Oratorios, Orphiques, Cantos noirs, Quadriparti Lécythes, tels sont les noms chargés d’histoire que le peintre donne à ses séries, investissant par les mots un travail d’écriture plastique. S’enrichissant du travail antérieur, des accidents et des questions nouvelles, Dominique Gauthier est pris depuis plus de trente ans dans un jeu sans fin de construction formelle.

Excessif, jouissif, entêté. Dominique Gauthier n’en finit pas de remettre sur le métier la toile et de faire et défaire ses compositions de formes et de couleurs, faisant sienne la devise de Léonard de Vinci, « Hostinato rigore » (obstinée rigueur). Hostinato est d’ailleurs le nom qu’il donnera à un ensemble de toiles réalisées entre 1992 et 2008.

Les toiles de grand format qui accueillent le visiteur, dégoulinant de couleurs pures, ont un côté jouissif et régressif. Eclatants, ces conglomérats de lignes et aplats s’entremêlent et se superposent, dans une explosion de joie. Le peintre aime la forme qui se découpe sur un arrière-plan, bien délimitée sur les bords, la ligne qui sinue, le foisonnement et l’entropie, l’interpénétration des formes ou bien leur superposition qui cache et révèle en même temps.

Prolifération et explosion caractérisent le mouvement qui s’empare de ces toiles. Mais s’il est question d’espace, il est aussi question de temps et de durée. Ici, une accélération brève, un souffle rapide. Là, comme à l’étage de la galerie, ce sera plutôt le mouvement régulier, le rythme cyclique.

Les grandes toiles de la série Orphiques II accrochées en mezzanine nous font entrer dans une temporalité différente: les compositions reposent sur une structure répétitive à base de cercle concentriques noirs et gris, traversée par des bandes blanches mais aussi de couleur translucides. Et l’on voit ainsi se matérialiser, par la rencontre de ces formes, de ces matières et ces couleurs perméables et imperméables, l’immobile, le diffus, le cheminement et la vibration.

Un contraste qui est d’autant plus réussi grâce à la scénographie. Car il réside un intrus parmi la série: le grand tableau de la série Quadriparti Lécythes. Un tableau tonique qui regorge d’énergie chaotique, avec ses entrelacs colorés suggérant mobilité, fluidité et confusion, par opposition aux formes organisées et structurellement plus lisibles de la série Orphiques II.

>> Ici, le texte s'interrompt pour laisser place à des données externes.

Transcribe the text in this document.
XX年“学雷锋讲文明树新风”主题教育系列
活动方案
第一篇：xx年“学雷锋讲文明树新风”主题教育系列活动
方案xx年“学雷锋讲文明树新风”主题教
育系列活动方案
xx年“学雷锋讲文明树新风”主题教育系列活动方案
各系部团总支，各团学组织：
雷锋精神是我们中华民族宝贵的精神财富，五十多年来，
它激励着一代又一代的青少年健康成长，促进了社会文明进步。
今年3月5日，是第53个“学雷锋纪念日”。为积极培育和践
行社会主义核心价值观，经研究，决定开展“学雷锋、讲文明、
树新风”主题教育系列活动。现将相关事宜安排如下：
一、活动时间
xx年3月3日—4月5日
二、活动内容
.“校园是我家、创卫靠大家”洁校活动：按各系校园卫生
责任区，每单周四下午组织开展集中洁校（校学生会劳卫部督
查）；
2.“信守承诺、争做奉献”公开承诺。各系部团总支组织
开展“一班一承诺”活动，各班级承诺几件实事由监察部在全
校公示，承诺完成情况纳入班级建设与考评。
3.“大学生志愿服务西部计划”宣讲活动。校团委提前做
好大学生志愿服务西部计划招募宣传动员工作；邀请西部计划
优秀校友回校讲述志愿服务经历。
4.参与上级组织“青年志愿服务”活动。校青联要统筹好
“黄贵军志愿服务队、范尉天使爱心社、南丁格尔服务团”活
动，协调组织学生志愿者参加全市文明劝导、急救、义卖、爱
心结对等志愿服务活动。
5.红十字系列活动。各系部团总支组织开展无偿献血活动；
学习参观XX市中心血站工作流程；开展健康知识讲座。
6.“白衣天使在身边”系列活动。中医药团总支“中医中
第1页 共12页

Peintre du geste et de l’émotion, Dominique Gauthier semble fasciné par la vie des formes et questionne ce qui fait la structure, l’équilibre du tableau. Cherchant continuellement comment imbriquer les formes et les faire tenir dans un juste équilibre, celui qui permettra à la composition de devenir autonome, avec son rythme vital singulier.